From what I gather from Bill C-83, room 83 at the healing lodge, to use a random number, will be considered a maximum-security room. If I read between the lines, that is basically what the Liberals want to do. The end result will be a place surrounded by beautiful pine trees where room 83 is a maximum-security room.

Ms. McClintic will be in room 83, the maximum-security room.

Do they think we are idiots? Either they must be idiots or they think we are, to believe that would work. I hope that I am wrong and that what I am saying is false.

If what I am saying turns out to be the truth, then this government is really dangerous to Canadians' safety. It does not care what a maximum-security prison sentence means or what keeping Canadians safe means.

Then there are the victims. Let us put ourselves in the shoes of victims who are seeing the murderer who killed their father, mother, brother or sister end up in such conditions.

What must they be thinking? They must be wondering what country we live in. What kind of country lets its worst citizens spend their sentence in such conditions by claiming room 83 is a maximum-security room? This is a serious problem.

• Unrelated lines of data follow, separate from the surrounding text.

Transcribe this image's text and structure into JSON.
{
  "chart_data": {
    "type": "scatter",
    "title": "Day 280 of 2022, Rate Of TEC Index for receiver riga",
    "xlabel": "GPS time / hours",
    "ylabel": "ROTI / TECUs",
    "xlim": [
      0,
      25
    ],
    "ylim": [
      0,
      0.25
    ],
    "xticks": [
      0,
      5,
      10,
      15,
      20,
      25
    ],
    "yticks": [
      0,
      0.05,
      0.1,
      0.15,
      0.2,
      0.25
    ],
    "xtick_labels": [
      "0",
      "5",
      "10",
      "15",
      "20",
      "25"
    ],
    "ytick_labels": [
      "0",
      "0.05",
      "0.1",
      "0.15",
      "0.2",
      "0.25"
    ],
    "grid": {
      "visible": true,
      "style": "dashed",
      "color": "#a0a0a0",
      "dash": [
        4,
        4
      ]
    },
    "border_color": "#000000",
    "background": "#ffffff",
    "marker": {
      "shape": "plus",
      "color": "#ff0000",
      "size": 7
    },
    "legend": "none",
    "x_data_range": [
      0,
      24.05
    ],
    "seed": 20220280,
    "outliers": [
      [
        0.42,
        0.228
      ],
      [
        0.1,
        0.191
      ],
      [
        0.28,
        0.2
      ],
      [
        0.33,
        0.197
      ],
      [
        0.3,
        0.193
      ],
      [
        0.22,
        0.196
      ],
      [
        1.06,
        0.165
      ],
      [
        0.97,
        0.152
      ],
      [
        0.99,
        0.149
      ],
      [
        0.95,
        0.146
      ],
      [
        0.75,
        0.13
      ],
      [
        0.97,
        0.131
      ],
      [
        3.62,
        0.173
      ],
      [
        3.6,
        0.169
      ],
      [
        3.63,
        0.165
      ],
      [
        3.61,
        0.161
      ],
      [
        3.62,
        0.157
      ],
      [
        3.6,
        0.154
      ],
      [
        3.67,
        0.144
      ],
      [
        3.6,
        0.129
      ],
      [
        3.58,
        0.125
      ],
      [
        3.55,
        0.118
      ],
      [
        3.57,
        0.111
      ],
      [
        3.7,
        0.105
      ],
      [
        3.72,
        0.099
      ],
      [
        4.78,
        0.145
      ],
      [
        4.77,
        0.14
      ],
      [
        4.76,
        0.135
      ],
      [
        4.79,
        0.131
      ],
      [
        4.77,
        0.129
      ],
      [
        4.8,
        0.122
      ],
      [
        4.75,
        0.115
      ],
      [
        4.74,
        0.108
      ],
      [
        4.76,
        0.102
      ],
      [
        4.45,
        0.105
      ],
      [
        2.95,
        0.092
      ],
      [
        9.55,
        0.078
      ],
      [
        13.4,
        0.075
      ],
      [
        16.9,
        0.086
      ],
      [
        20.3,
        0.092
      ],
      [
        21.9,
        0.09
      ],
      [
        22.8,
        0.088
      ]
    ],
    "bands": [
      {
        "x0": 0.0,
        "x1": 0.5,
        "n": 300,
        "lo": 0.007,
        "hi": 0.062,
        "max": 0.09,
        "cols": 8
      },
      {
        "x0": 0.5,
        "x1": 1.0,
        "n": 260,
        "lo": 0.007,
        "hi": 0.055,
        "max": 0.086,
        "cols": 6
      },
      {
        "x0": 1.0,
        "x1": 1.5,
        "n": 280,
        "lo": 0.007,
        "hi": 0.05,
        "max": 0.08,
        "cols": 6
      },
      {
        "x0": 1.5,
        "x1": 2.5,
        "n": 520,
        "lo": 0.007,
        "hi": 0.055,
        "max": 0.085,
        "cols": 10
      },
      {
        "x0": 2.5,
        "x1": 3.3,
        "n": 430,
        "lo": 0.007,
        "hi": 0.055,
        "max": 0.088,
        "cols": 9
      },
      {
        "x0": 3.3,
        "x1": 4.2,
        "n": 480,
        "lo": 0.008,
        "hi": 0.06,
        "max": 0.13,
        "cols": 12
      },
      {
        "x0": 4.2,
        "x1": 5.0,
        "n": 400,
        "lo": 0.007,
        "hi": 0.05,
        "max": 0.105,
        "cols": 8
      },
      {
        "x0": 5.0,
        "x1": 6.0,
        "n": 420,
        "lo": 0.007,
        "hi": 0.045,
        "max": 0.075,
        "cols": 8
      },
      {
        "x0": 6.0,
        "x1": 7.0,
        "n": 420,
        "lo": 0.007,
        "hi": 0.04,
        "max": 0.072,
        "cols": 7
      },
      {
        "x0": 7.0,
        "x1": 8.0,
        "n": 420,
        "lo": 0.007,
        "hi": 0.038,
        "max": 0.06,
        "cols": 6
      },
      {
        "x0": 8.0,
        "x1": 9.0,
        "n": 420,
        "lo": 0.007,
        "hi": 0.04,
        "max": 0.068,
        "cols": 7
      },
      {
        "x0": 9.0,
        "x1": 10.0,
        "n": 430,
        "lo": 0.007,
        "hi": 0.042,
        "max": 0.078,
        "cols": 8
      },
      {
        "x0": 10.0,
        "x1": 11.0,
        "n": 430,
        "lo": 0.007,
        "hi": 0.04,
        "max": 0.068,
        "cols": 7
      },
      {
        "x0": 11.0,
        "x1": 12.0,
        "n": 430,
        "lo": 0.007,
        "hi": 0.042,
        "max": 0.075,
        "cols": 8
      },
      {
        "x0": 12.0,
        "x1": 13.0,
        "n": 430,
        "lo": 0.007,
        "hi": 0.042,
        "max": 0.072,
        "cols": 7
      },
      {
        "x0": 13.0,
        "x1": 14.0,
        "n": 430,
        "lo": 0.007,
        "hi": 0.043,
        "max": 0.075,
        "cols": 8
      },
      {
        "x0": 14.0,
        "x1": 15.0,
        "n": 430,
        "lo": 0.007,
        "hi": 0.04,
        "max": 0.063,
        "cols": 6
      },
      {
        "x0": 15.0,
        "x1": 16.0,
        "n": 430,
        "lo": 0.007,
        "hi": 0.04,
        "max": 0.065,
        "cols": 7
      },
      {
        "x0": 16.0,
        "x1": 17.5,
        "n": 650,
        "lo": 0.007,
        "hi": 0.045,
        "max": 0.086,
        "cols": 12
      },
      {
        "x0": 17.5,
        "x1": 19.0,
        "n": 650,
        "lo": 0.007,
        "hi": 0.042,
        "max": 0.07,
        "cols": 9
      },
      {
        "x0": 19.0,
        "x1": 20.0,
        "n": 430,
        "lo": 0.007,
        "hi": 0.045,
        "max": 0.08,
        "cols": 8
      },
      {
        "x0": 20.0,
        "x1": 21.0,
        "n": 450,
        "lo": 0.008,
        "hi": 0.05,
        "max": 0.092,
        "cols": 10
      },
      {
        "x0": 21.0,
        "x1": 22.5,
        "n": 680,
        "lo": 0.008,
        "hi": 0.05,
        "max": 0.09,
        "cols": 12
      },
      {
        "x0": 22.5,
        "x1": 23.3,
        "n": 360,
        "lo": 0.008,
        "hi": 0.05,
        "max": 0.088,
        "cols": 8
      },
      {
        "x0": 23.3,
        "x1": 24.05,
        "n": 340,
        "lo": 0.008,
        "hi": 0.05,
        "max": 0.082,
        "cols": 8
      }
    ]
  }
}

I could go on about this for two hours, but I think that Canadians know that this government is not serious and that it puts Canadians' safety at risk. If this keeps up, things are bound to get worse. Otherwise, then the government should prove it by taking rational measures that are consistent with the Charter of Rights and Freedoms. Prisoners have rights, of course, but it is all in the way things are done. This approach is not in line with what we as Conservatives consider to be effective management of a penitentiary.

On that note, I move, seconded by the hon. member for Cariboo—Prince George:

That the motion be amended by deleting all the words after the word “That” and substituting the following: “the House decline to give second reading to Bill C-83, An Act to amend the Corrections and Conditional Release Act and another Act, since the Bill prioritizes the rights of Canada's most violent and dangerous criminals over safety and victims' rights by eliminating the use of solitary confinement, a common measure many Western countries take to protect guards from dangerous and volatile prisoners, and since the principle of the Bill fails to end the practice of allowing child killers, like Terri-Lynn McClintic, to be transferred to healing lodges instead of being kept behind bars.”